We don’t know what happened to Naaman when he got back to Aram, or what it’s like to be a grown man, a military man, with a boy’s soft skin. Maybe the king of Aram threw a big party for him with all their friends and colleagues, but it makes me wonder.
Maybe Naaman was like C.P. Maybe he realized once he got back to Aram, that he could never really go home. That his mission had been too risky, that he had been successful in all the wrong ways, that his success would be reckoned to him as betrayal.
Or maybe he was welcomed back, tentatively, cautiously, like someone who’d gone too far, who now was unrecognizable to those he once knew. Maybe he was wracked with the doubts that grow out of receiving your life back from your enemy.
We don’t know how Naaman’s story ends. His history is opaque to us.
What we do know is that his transformation, like C.P.’s, was not instantaneous. We know that from Naaman’s anger. It was not what he wanted. It was not a magical invocation and a miraculous waving of hands. It was not a priestly blessing. It was seven humiliating baths in the Jordan River or ten tiring and demeaning charettes. It was unseemly candor with the unlikliest of people. It was moments and days and years left unrecorded, slowly adjusting his unfamiliar body to his unchosen life.
C.P.’s betrayal of his klan, both the fraternity and the extended family, was unforgivable. Those spaces he once called home were now closed to him. As a white working class race traitor at the end of the twentieth century in the American South, he was shunned from family reunions and never again found a church where he could belong. But as a tradesman at Duke, he found his way into an integrated labor union, where he was elected and worked successfully for its 80% black membership for the final two decades of his career.
At his funeral, Ann arrived early and sat down in front. The funeral home director approached her and asked her to move. She was in the section reserved for family.
“I’m his sister,” she replied.
On July 4, 1915, during the First World War, a French soldier wrote a letter to his cousin. “Above all, trust in the slow work of God,” Pierre Teilhard de Chardin wrote.
We are, quite naturally, impatient in everything to reach the end without delay. We should like to skip the intermediate stages. We are impatient of being on the way to something unknown, something new. And yet it is the law of all progress that it is made by passing through some stages of instability – and that may take a very long time.
The ironies of this statement, of course, lie between its context, the fundamental impatience of war, and its illusion of future security.

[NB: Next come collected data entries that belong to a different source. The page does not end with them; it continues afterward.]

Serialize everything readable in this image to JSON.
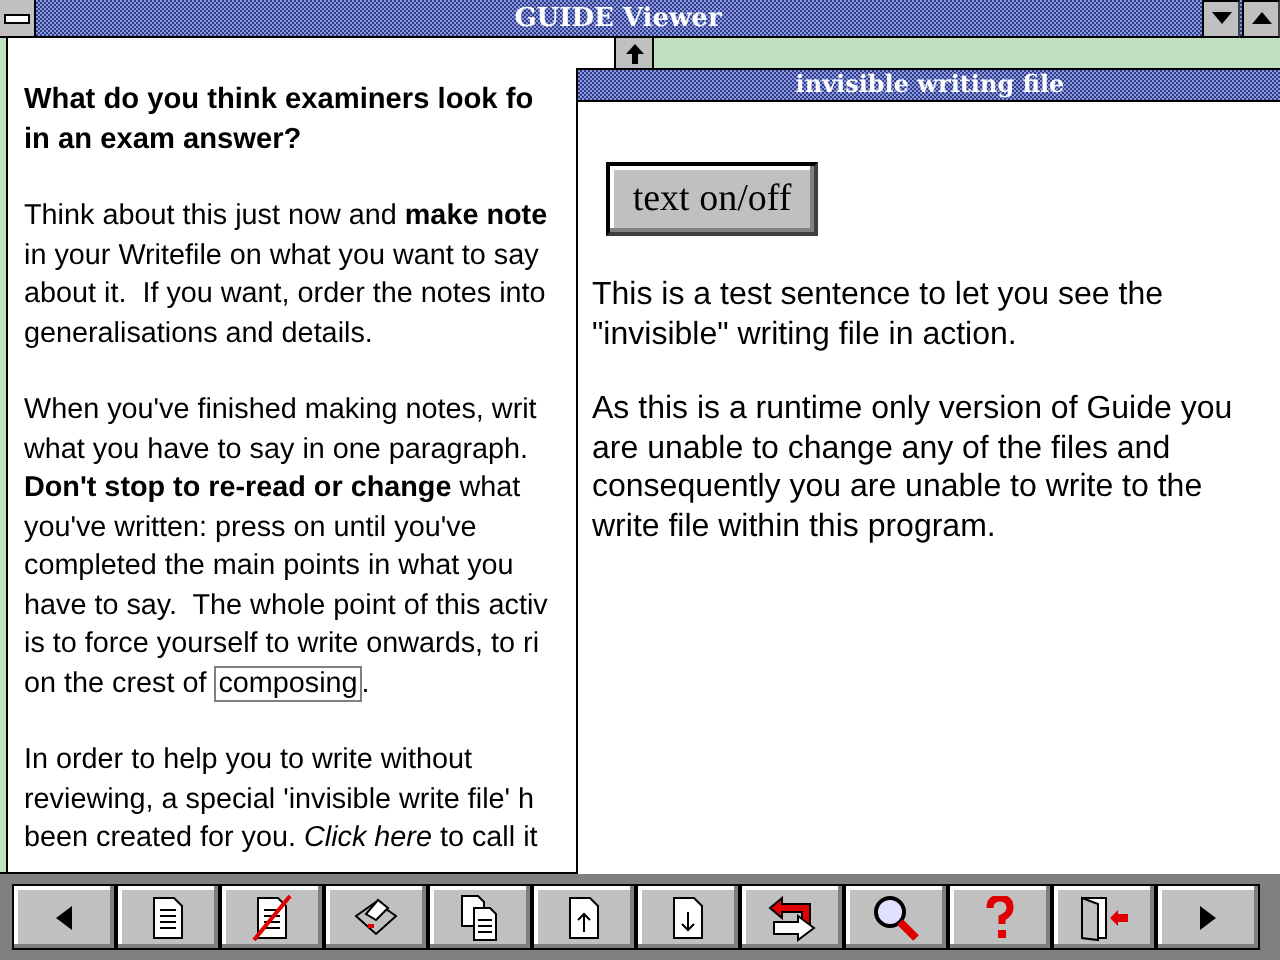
{
  "window": {
    "title": "GUIDE Viewer"
  },
  "document": {
    "paragraphs": [
      {
        "kind": "heading",
        "lines": [
          {
            "text": "What do you think examiners look fo"
          },
          {
            "text": "in an exam answer?"
          }
        ]
      },
      {
        "kind": "body",
        "lines": [
          {
            "text": "Think about this just now and **make note**"
          },
          {
            "text": "in your Writefile on what you want to say"
          },
          {
            "text": "about it.  If you want, order the notes into"
          },
          {
            "text": "generalisations and details."
          }
        ]
      },
      {
        "kind": "body",
        "lines": [
          {
            "text": "When you've finished making notes, writ"
          },
          {
            "text": "what you have to say in one paragraph."
          },
          {
            "text": "**Don't stop to re-read or change** what"
          },
          {
            "text": "you've written: press on until you've"
          },
          {
            "text": "completed the main points in what you"
          },
          {
            "text": "have to say.  The whole point of this activ"
          },
          {
            "text": "is to force yourself to write onwards, to ri"
          },
          {
            "text": "on the crest of ",
            "link": "composing",
            "after": "."
          }
        ]
      },
      {
        "kind": "body",
        "lines": [
          {
            "text": "In order to help you to write without"
          },
          {
            "text": "reviewing, a special 'invisible write file' h"
          },
          {
            "text": "been created for you. *Click here* to call it"
          }
        ]
      }
    ]
  },
  "popup": {
    "title": "invisible writing file",
    "button": "text on/off",
    "paragraphs": [
      "This is a test sentence to let you see the \"invisible\" writing file in action.",
      "As this is a runtime only version of Guide you are unable to change any of the files and consequently you are unable to write to the write file within this program."
    ]
  },
  "toolbar": [
    {
      "kind": "prev"
    },
    {
      "kind": "page"
    },
    {
      "kind": "no-page"
    },
    {
      "kind": "print"
    },
    {
      "kind": "copy"
    },
    {
      "kind": "page-up"
    },
    {
      "kind": "page-down"
    },
    {
      "kind": "back"
    },
    {
      "kind": "search"
    },
    {
      "kind": "help"
    },
    {
      "kind": "exit"
    },
    {
      "kind": "next"
    }
  ]
}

Teaming up and killing each other is about the least patient thing we can do and the “stages of instability” he concedes are not so much the stepping stones he imagines as simply the character of life’s terrain. Yet perhaps in the context of Naaman’s, C.P.’s, and our lives, we can find some truth and gain some consolation and courage here.
We live our lives in a slow unfolding, within never-ending ecologies of relationships, fidelities and betrayals unknown and unforeseen. Perhaps these are excruciating because they are our horizons; because they extend beyond our capacity to know or imagine; because this is the topography of life, and we need each other to be our Elisha, to listen to us with compassion, heal us, and to tell us, “Go in peace.”
 Osha Gray Davidson, The Best of Enemies (Chapel Hill: University of North Carolina Press, 2007).
 Ibid., 275.
 Ibid., 276.
 Pierre Teilhard de Chardin, The Making of a Mind: Letters from a Soldier-Priest, 1914-1919, tr. René Hauge (London: Collins, 1965), 57.